The exhibition’s offering of 65 artworks by many of the greatest names in American art history – from George Inness’ “Lake Albano” of 1869, to Helen Frankenthaler’s “Canyon” of 1965 – exemplify the range and diversity of Phillips’ acquisitions and belies the show’s title, ”From Homer to Hopper.” The works are grouped, sometimes a bit loosely, into 11 thematic sections, each with an accompanying text panel written by Susan Behrends Frank, curator at the Phillips Collection.

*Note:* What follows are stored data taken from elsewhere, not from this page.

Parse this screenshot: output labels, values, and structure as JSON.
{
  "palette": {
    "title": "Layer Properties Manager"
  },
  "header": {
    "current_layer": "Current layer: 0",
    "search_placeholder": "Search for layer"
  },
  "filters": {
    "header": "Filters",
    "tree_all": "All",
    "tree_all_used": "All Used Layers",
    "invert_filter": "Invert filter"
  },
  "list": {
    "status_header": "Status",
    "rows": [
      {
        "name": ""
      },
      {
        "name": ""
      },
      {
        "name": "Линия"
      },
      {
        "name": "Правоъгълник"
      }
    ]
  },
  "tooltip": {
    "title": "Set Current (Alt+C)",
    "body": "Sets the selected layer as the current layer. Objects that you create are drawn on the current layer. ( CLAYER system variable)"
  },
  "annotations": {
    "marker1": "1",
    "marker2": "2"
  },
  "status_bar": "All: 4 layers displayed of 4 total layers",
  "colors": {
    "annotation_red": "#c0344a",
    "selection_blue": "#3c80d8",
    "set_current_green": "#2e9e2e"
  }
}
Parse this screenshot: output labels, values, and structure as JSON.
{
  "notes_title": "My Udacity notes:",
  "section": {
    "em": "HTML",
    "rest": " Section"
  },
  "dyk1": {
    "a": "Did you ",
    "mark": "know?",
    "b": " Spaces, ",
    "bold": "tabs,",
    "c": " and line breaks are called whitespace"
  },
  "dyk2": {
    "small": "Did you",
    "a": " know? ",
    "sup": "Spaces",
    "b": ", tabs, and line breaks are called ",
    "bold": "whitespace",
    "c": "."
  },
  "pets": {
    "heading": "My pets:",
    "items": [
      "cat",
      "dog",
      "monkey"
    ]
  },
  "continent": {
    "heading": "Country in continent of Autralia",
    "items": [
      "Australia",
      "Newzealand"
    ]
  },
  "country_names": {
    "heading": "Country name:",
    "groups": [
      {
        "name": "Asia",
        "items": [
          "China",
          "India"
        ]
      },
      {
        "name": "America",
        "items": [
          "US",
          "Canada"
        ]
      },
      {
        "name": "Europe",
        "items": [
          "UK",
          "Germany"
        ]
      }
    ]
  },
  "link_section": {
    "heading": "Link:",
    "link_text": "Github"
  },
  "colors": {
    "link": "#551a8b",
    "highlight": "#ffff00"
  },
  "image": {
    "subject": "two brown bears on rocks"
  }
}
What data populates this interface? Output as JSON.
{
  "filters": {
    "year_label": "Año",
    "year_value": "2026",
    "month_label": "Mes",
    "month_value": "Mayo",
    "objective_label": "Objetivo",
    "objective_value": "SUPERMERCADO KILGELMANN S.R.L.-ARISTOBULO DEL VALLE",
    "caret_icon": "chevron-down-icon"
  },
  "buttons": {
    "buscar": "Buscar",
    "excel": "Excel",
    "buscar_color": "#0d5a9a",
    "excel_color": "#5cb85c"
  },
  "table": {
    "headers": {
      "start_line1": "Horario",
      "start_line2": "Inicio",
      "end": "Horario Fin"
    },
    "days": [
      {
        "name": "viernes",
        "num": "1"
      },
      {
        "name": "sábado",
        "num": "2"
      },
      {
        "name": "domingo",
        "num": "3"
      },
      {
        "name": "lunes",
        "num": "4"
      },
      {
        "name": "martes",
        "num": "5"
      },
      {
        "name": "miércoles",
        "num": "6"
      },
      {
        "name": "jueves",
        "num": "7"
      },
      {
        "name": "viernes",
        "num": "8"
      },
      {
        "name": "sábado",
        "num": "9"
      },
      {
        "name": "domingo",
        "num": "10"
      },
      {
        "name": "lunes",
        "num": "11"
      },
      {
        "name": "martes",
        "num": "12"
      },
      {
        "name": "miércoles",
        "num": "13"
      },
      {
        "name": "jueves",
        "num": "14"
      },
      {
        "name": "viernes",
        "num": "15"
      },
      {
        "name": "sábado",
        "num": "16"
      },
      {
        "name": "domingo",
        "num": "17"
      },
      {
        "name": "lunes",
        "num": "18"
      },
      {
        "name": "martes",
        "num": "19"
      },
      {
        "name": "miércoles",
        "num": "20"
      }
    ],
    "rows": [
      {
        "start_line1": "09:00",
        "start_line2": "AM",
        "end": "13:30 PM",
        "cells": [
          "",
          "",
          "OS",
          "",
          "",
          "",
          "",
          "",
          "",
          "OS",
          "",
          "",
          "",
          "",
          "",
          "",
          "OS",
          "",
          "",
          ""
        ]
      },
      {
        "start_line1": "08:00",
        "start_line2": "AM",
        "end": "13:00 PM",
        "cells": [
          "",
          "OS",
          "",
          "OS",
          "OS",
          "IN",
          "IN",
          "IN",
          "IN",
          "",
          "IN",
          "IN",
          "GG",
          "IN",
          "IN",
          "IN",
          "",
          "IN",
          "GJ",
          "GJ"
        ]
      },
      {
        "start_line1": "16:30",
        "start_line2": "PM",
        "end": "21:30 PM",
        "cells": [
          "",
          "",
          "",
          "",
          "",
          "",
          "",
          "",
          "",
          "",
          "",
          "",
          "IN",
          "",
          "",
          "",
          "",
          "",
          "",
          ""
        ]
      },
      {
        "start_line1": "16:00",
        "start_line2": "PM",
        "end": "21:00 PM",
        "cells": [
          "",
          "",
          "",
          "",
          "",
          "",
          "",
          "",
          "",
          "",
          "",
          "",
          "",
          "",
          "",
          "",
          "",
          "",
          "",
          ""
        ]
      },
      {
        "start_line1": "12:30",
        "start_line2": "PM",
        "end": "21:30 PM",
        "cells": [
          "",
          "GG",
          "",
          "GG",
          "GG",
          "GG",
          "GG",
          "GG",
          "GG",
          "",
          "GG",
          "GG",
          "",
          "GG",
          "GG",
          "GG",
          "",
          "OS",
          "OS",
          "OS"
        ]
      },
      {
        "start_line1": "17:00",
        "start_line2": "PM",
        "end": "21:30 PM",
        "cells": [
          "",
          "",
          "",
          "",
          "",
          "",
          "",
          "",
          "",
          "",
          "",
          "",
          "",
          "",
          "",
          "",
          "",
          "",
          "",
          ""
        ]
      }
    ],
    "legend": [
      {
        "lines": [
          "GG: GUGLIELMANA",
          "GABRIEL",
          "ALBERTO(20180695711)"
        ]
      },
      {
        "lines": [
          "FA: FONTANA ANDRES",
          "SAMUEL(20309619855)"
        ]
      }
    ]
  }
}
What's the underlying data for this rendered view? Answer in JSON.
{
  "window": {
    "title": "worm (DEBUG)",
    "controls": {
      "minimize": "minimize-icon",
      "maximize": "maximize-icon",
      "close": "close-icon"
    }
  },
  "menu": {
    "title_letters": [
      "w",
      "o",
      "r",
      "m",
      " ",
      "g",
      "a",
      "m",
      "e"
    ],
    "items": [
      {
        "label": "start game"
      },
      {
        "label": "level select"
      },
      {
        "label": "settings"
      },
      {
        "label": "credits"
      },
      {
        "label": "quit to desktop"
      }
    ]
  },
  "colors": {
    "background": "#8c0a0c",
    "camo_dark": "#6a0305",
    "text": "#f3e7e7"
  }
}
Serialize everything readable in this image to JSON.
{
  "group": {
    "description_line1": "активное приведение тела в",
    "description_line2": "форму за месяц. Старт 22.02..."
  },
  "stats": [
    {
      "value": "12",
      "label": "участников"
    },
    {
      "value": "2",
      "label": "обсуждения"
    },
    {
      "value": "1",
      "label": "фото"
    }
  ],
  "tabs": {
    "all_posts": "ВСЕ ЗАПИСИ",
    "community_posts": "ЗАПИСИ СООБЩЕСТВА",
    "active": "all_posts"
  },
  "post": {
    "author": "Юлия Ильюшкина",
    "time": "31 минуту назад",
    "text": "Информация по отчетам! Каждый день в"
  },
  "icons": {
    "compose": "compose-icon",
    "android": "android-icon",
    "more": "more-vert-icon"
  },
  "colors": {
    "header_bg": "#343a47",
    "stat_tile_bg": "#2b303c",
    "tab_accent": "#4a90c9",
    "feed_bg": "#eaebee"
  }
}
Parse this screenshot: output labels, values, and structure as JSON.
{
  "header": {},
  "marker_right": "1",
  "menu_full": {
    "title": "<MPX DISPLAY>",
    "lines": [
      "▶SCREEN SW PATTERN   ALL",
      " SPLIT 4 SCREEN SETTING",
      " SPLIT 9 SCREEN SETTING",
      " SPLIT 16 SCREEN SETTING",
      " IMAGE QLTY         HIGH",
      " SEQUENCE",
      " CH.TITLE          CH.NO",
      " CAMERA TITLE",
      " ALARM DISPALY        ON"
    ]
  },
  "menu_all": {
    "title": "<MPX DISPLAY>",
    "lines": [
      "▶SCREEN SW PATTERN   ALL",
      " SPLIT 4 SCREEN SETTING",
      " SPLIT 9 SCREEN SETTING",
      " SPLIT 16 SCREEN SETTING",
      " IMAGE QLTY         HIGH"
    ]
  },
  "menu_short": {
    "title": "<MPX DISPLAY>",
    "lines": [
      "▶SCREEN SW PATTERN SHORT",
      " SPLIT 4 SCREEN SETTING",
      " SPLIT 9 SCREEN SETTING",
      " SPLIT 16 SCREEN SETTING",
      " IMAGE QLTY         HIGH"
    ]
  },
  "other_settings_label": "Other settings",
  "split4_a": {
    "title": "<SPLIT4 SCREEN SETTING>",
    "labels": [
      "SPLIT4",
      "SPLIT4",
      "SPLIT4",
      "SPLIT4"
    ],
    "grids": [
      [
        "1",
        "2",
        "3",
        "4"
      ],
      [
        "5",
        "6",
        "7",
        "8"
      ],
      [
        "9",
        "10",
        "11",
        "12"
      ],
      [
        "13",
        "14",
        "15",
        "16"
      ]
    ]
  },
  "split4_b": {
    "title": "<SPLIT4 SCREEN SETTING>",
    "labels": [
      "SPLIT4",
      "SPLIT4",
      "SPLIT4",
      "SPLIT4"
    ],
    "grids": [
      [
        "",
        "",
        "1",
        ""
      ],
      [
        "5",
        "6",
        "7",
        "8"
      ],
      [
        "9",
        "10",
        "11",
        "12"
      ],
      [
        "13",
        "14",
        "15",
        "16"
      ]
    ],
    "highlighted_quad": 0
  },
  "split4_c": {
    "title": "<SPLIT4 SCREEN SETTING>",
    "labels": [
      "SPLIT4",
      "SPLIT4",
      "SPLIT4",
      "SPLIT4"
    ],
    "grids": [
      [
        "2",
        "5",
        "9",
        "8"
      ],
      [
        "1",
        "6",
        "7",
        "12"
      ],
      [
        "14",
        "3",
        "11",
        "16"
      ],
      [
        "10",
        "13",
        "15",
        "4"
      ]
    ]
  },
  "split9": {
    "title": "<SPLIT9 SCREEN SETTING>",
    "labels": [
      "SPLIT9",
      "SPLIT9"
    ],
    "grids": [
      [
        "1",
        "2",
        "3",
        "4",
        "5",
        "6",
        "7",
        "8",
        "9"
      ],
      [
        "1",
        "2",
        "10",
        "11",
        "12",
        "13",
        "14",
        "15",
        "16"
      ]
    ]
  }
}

Turning right as you enter the gallery, the earliest paintings in the show are grouped under the heading “Realism and Romanticism.” They include George Inness’ 1869 Italian idyll “Lake Albano,” a painting whose dancing, picnicking, and canoodling holidaymakers recall Nicolas Poussin’s 17th century bacchanals, except with more clothes. Thomas Eakins’ circa 1891 portrait “Miss Amelia Van Buren” is also in this section. As immortalized by Eakins, Miss Van Buren’s pensive, sidelong glance makes her face one of the most recognizable in American art. To her right, Winslow Homer’s somber “To the Rescue” of 1886 follows two women and a man as they walk along the edge of an angry sea. With their backs to us, the trio is intent on arriving at a disaster that is implied, but not shown, beyond the picture’s edge.
In the “Forces of Nature” section, a 1909 painting by Rockwell Kent titled “The Road Roller” is one of the most colorful monochromatic paintings in the show. It depicts several men atop a giant steel roller drawn by six powerful horses. Silhouetted against a bright winter sky, the remarkable group is shown tracing a route between somewhere and someplace in the rural New Hampshire countryside, leaving a swath of hard-packed, traversable snow behind it.
In addition to the Grandma Moses painting in the show, “Hoosick Falls in Winter” of 1944 (in the “Memory and Identity” section), the most popular picture in the exhibition is bound to be Georgia O’Keeffe’s “Ranchos Church No. II, NM” of 1929.
“This, to me, is one of the masterpieces in the show,” says Van Wagenberg.
The Titelman Galley holds the most up-to-date pieces in the exhibition. Helen Frankenthaler’s “Canyon” exemplifies of the breath of expression New York School took in the 1950s and 1960s. California painter Richard Diebenkorn’s works, like “Interior with View of the Ocean” of 1957, made the New York art world sit up and take notice.
“This is a show that you will want to come back and see several times,” Van Wagenberg says, summing up the embarrassment of riches currently on display at the VBMA.